Ross Brawn explains that 2012 Mercedes W03 second half performance fall short following the team makes an aerodynamic department changes in mid-season.
Mercedes was strongly started 2012 F1 campaign; several times they are command best qualifying position, also Rosberg took his first top podium finish from the Pole position.
But they are struggled in second half of the season with aerodynamics, Coanda exhausts design and double DRS fail. Mercedes’ podium winner Rosberg finally trailing world champion Vettel by 189 points and Michael Schumacher’s sixth place in Brazil its only points finish from the final six grands prix.
Mercedes Team principal Brawn believes that the exit of head of aerodynamics Loic Bigois, coupled with a change in wind tunnel philosophy while the team try out with Coanda exhausts and double DRS, also played a key pressure.

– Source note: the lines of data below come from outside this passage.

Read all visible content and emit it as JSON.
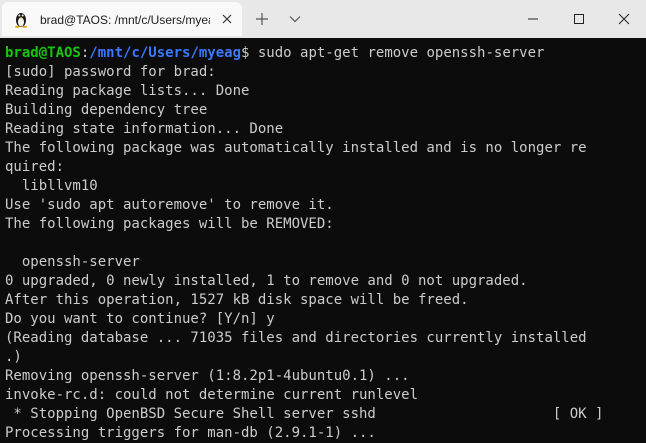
{
  "tab": {
    "title": "brad@TAOS: /mnt/c/Users/myeag"
  },
  "prompt": {
    "user_host": "brad@TAOS",
    "separator": ":",
    "path": "/mnt/c/Users/myeag",
    "symbol": "$",
    "command": " sudo apt-get remove openssh-server"
  },
  "terminal": {
    "lines": [
      "[sudo] password for brad:",
      "Reading package lists... Done",
      "Building dependency tree",
      "Reading state information... Done",
      "The following package was automatically installed and is no longer re",
      "quired:",
      "  libllvm10",
      "Use 'sudo apt autoremove' to remove it.",
      "The following packages will be REMOVED:",
      "",
      "  openssh-server",
      "0 upgraded, 0 newly installed, 1 to remove and 0 not upgraded.",
      "After this operation, 1527 kB disk space will be freed.",
      "Do you want to continue? [Y/n] y",
      "(Reading database ... 71035 files and directories currently installed",
      ".)",
      "Removing openssh-server (1:8.2p1-4ubuntu0.1) ...",
      "invoke-rc.d: could not determine current runlevel",
      " * Stopping OpenBSD Secure Shell server sshd                     [ OK ]",
      "Processing triggers for man-db (2.9.1-1) ..."
    ]
  },
  "colors": {
    "background": "#0c0c0c",
    "text": "#cccccc",
    "prompt_user": "#16c60c",
    "prompt_path": "#3b78ff"
  }
}
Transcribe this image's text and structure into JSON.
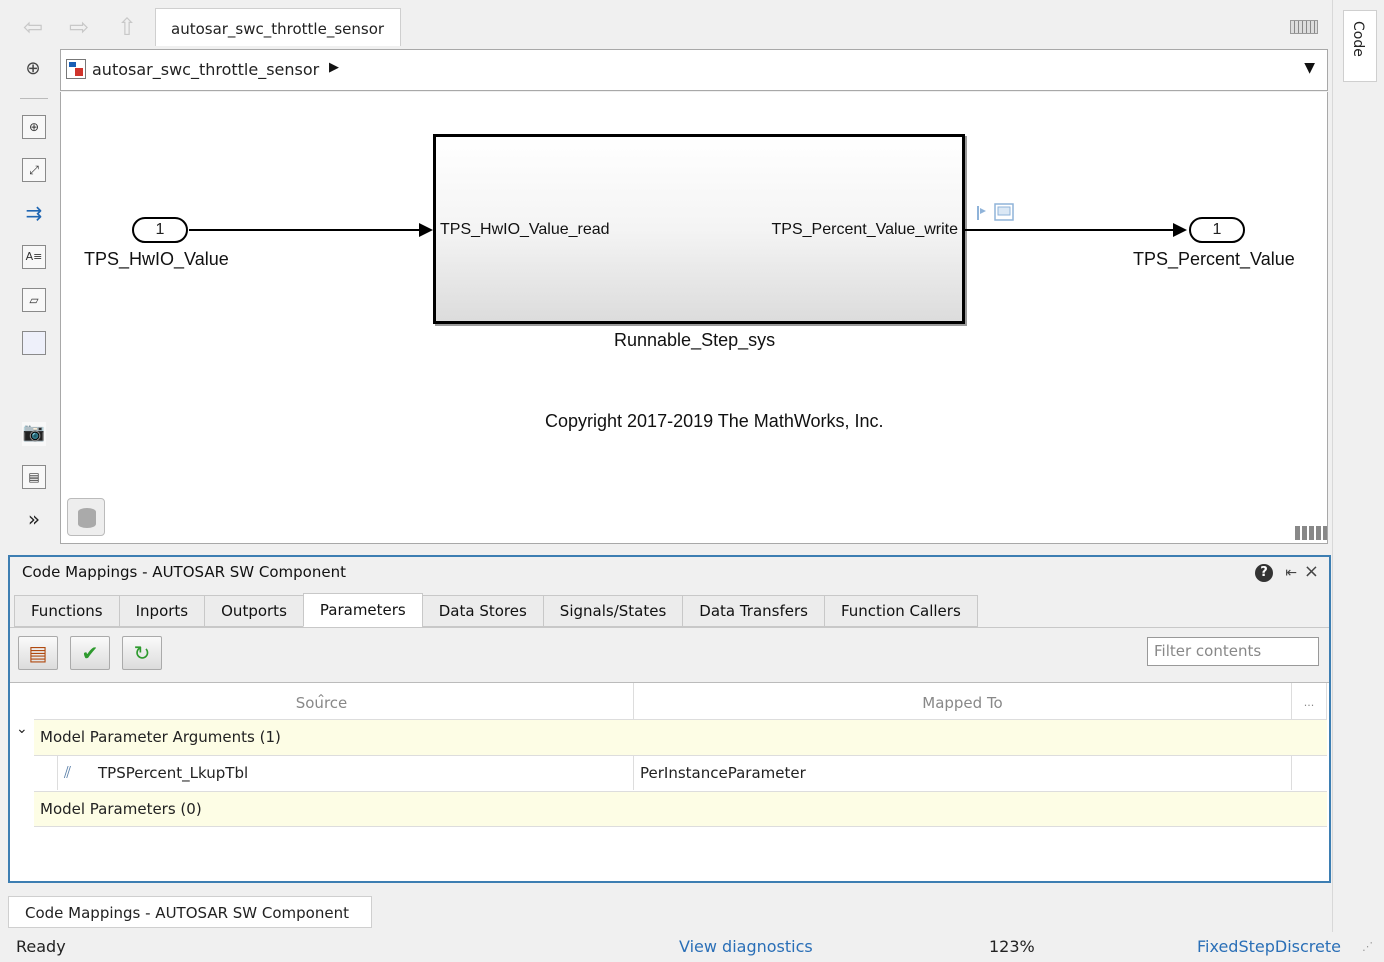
{
  "window": {
    "model_tab": "autosar_swc_throttle_sensor",
    "code_side_tab": "Code"
  },
  "address": {
    "path": "autosar_swc_throttle_sensor"
  },
  "palette": {
    "icons": [
      "zoom-icon",
      "fit-view-icon",
      "signal-arrow-icon",
      "text-annotation-icon",
      "image-annotation-icon",
      "area-icon",
      "camera-icon",
      "model-browser-icon",
      "expand-icon"
    ]
  },
  "canvas": {
    "inport": {
      "number": "1",
      "name": "TPS_HwIO_Value"
    },
    "outport": {
      "number": "1",
      "name": "TPS_Percent_Value"
    },
    "subsystem": {
      "name": "Runnable_Step_sys",
      "input_label": "TPS_HwIO_Value_read",
      "output_label": "TPS_Percent_Value_write"
    },
    "copyright": "Copyright 2017-2019 The MathWorks, Inc."
  },
  "code_mappings": {
    "title": "Code Mappings - AUTOSAR SW Component",
    "tabs": [
      {
        "label": "Functions"
      },
      {
        "label": "Inports"
      },
      {
        "label": "Outports"
      },
      {
        "label": "Parameters",
        "active": true
      },
      {
        "label": "Data Stores"
      },
      {
        "label": "Signals/States"
      },
      {
        "label": "Data Transfers"
      },
      {
        "label": "Function Callers"
      }
    ],
    "filter_placeholder": "Filter contents",
    "columns": {
      "source": "Source",
      "mapped_to": "Mapped To",
      "more": "..."
    },
    "groups": [
      {
        "label": "Model Parameter Arguments (1)",
        "rows": [
          {
            "source": "TPSPercent_LkupTbl",
            "mapped_to": "PerInstanceParameter"
          }
        ]
      },
      {
        "label": "Model Parameters (0)",
        "rows": []
      }
    ]
  },
  "bottom_tab": "Code Mappings - AUTOSAR SW Component",
  "status": {
    "state": "Ready",
    "diagnostics": "View diagnostics",
    "zoom": "123%",
    "solver": "FixedStepDiscrete"
  },
  "colors": {
    "panel_border": "#3d7eb2",
    "group_row": "#fdfde5",
    "link": "#2a6fb7"
  }
}
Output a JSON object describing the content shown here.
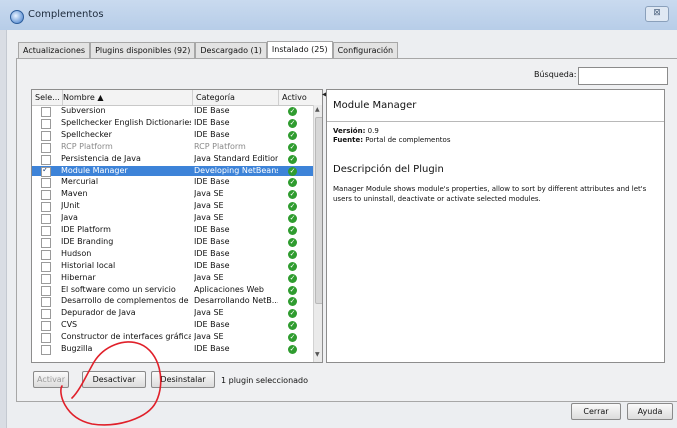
{
  "window": {
    "title": "Complementos",
    "close_symbol": "⊠"
  },
  "tabs": [
    {
      "label": "Actualizaciones",
      "active": false
    },
    {
      "label": "Plugins disponibles (92)",
      "active": false
    },
    {
      "label": "Descargado (1)",
      "active": false
    },
    {
      "label": "Instalado (25)",
      "active": true
    },
    {
      "label": "Configuración",
      "active": false
    }
  ],
  "search": {
    "label": "Búsqueda:",
    "value": ""
  },
  "table": {
    "headers": {
      "select": "Sele...",
      "name": "Nombre ▲",
      "category": "Categoría",
      "active": "Activo"
    },
    "rows": [
      {
        "checked": false,
        "name": "Subversion",
        "category": "IDE Base",
        "active": true,
        "muted": false,
        "selected": false
      },
      {
        "checked": false,
        "name": "Spellchecker English Dictionaries",
        "category": "IDE Base",
        "active": true,
        "muted": false,
        "selected": false
      },
      {
        "checked": false,
        "name": "Spellchecker",
        "category": "IDE Base",
        "active": true,
        "muted": false,
        "selected": false
      },
      {
        "checked": false,
        "name": "RCP Platform",
        "category": "RCP Platform",
        "active": true,
        "muted": true,
        "selected": false
      },
      {
        "checked": false,
        "name": "Persistencia de Java",
        "category": "Java Standard Edition",
        "active": true,
        "muted": false,
        "selected": false
      },
      {
        "checked": true,
        "name": "Module Manager",
        "category": "Developing NetBeans",
        "active": true,
        "muted": false,
        "selected": true
      },
      {
        "checked": false,
        "name": "Mercurial",
        "category": "IDE Base",
        "active": true,
        "muted": false,
        "selected": false
      },
      {
        "checked": false,
        "name": "Maven",
        "category": "Java SE",
        "active": true,
        "muted": false,
        "selected": false
      },
      {
        "checked": false,
        "name": "JUnit",
        "category": "Java SE",
        "active": true,
        "muted": false,
        "selected": false
      },
      {
        "checked": false,
        "name": "Java",
        "category": "Java SE",
        "active": true,
        "muted": false,
        "selected": false
      },
      {
        "checked": false,
        "name": "IDE Platform",
        "category": "IDE Base",
        "active": true,
        "muted": false,
        "selected": false
      },
      {
        "checked": false,
        "name": "IDE Branding",
        "category": "IDE Base",
        "active": true,
        "muted": false,
        "selected": false
      },
      {
        "checked": false,
        "name": "Hudson",
        "category": "IDE Base",
        "active": true,
        "muted": false,
        "selected": false
      },
      {
        "checked": false,
        "name": "Historial local",
        "category": "IDE Base",
        "active": true,
        "muted": false,
        "selected": false
      },
      {
        "checked": false,
        "name": "Hibernar",
        "category": "Java SE",
        "active": true,
        "muted": false,
        "selected": false
      },
      {
        "checked": false,
        "name": "El software como un servicio",
        "category": "Aplicaciones Web",
        "active": true,
        "muted": false,
        "selected": false
      },
      {
        "checked": false,
        "name": "Desarrollo de complementos de N...",
        "category": "Desarrollando NetB...",
        "active": true,
        "muted": false,
        "selected": false
      },
      {
        "checked": false,
        "name": "Depurador de Java",
        "category": "Java SE",
        "active": true,
        "muted": false,
        "selected": false
      },
      {
        "checked": false,
        "name": "CVS",
        "category": "IDE Base",
        "active": true,
        "muted": false,
        "selected": false
      },
      {
        "checked": false,
        "name": "Constructor de interfaces gráficas",
        "category": "Java SE",
        "active": true,
        "muted": false,
        "selected": false
      },
      {
        "checked": false,
        "name": "Bugzilla",
        "category": "IDE Base",
        "active": true,
        "muted": false,
        "selected": false
      }
    ]
  },
  "details": {
    "title": "Module Manager",
    "version_label": "Versión:",
    "version_value": "0.9",
    "source_label": "Fuente:",
    "source_value": "Portal de complementos",
    "description_heading": "Descripción del Plugin",
    "description": "Manager Module shows module's properties, allow to sort by different attributes and let's users to uninstall, deactivate or activate selected modules."
  },
  "actions": {
    "activate": "Activar",
    "deactivate": "Desactivar",
    "uninstall": "Desinstalar",
    "status": "1 plugin seleccionado"
  },
  "footer": {
    "close": "Cerrar",
    "help": "Ayuda"
  },
  "colors": {
    "selection": "#3d83d8",
    "active_check": "#2f9c2f",
    "annotation": "#e0202a"
  }
}
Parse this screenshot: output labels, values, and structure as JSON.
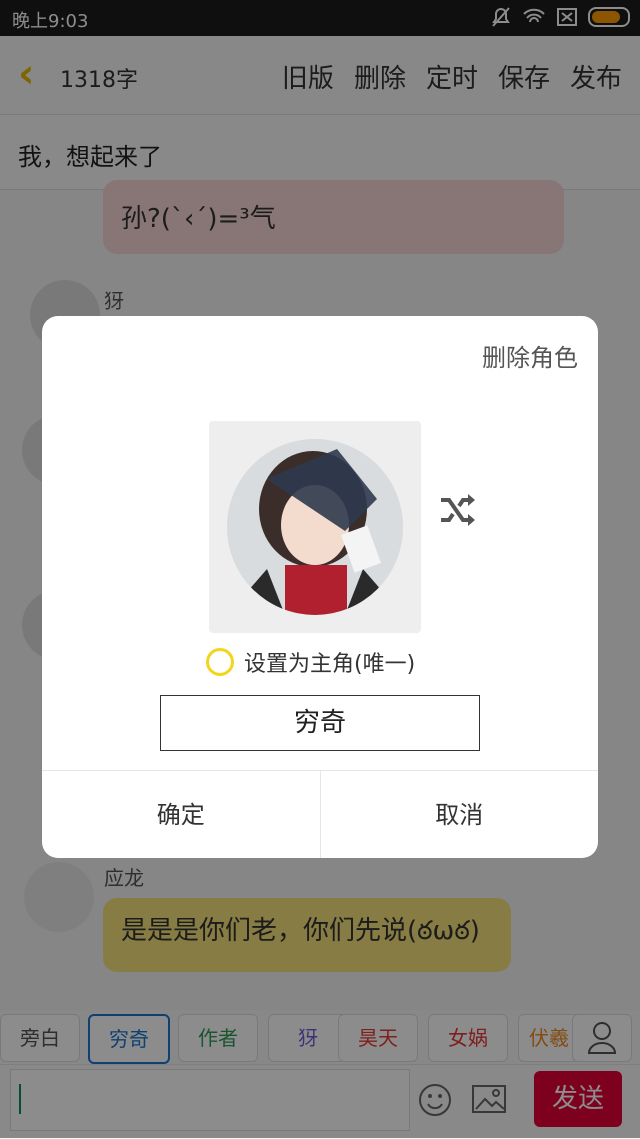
{
  "status_bar": {
    "time": "晚上9:03"
  },
  "header": {
    "word_count": "1318字",
    "actions": [
      "旧版",
      "删除",
      "定时",
      "保存",
      "发布"
    ]
  },
  "chapter_title": "我，想起来了",
  "chat": {
    "partial_message": "孙?(`‹´)=³气",
    "name_1": "犽",
    "name_2": "应龙",
    "message_2": "是是是你们老，你们先说(ఠωఠ)"
  },
  "roles": [
    "旁白",
    "穷奇",
    "作者",
    "犽",
    "昊天",
    "女娲",
    "伏羲"
  ],
  "send_label": "发送",
  "dialog": {
    "delete_role": "删除角色",
    "set_main_role": "设置为主角(唯一)",
    "role_name": "穷奇",
    "confirm": "确定",
    "cancel": "取消"
  },
  "colors": {
    "accent_yellow": "#e7b800",
    "send_red": "#e60039"
  }
}
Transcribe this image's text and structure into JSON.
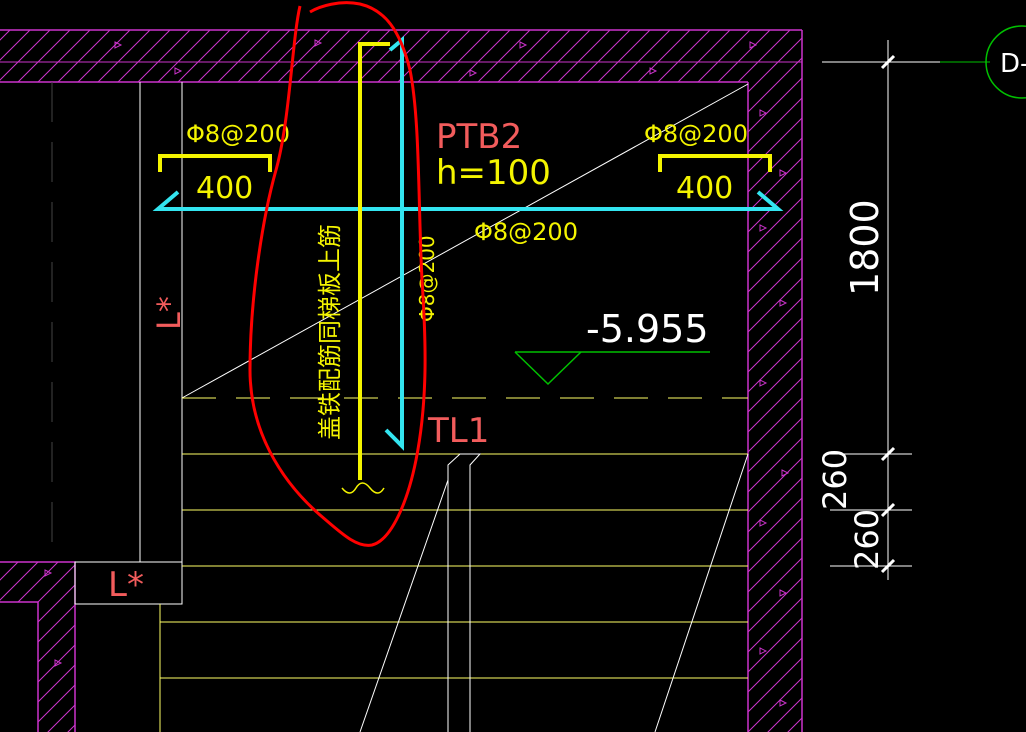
{
  "drawing": {
    "slab_label": "PTB2",
    "thickness_label": "h=100",
    "top_bar_left_label": "Φ8@200",
    "top_bar_right_label": "Φ8@200",
    "distribution_bar_label": "Φ8@200",
    "vertical_bar_label": "Φ8@200",
    "left_hook_length": "400",
    "right_hook_length": "400",
    "elevation_label": "-5.955",
    "beam_label": "TL1",
    "left_wall_label": "L*",
    "bottom_left_label": "L*",
    "annotation_note": "盖铁配筋同梯板上筋",
    "dim_1800": "1800",
    "dim_260_a": "260",
    "dim_260_b": "260",
    "axis_bubble": "D-"
  },
  "colors": {
    "background": "#000000",
    "wall_hatch": "#cc33cc",
    "rebar_cyan": "#33e5f0",
    "rebar_yellow": "#f4f400",
    "label_text": "#f25c5c",
    "markup_red": "#ff0000",
    "stair_lines": "#ffff66",
    "dimension_lines": "#ffffff",
    "elevation_marker": "#00c000"
  }
}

“We made a decision to change the structure of the aero group. We had to wait for [new aero chief] Mike Elliot to join us because we had a notice period he had to fulfil at Lotus,” Brawn is quoted as saying by Autosport.
“We concluded the situation with Loic and there was a gap that we didn’t fill very well. On top of that we were doing the transition from 50 per cent to 60 per cent models in the windtunnel, and there were a lot of other things in the aero group as well. It did have an impact.”
“Our conclusion was that we would get a much more representative tyre at 60 per cent than at 50 per cent. Pirelli have to make 50 per cent and 60 per cent windtunnel tyres. There are only two teams that are still doing 50 per cent.” He added.
“Even with Pirelli’s best efforts, they’re going to be getting better feedback about 60 per cent tyres than 50 per cent. So we wanted to make the move.
“The other thing that has happened over the years is that you’re putting more and more equipment inside the windtunnel model to measure, monitor and check. We just ran out of space in the 50 per cent model.
“There were things that we wanted to do that we couldn’t do, and we needed the 60 per cent model to accommodate those features. Sixty per cent is the legal limit you can go to, there is no further step we can make.”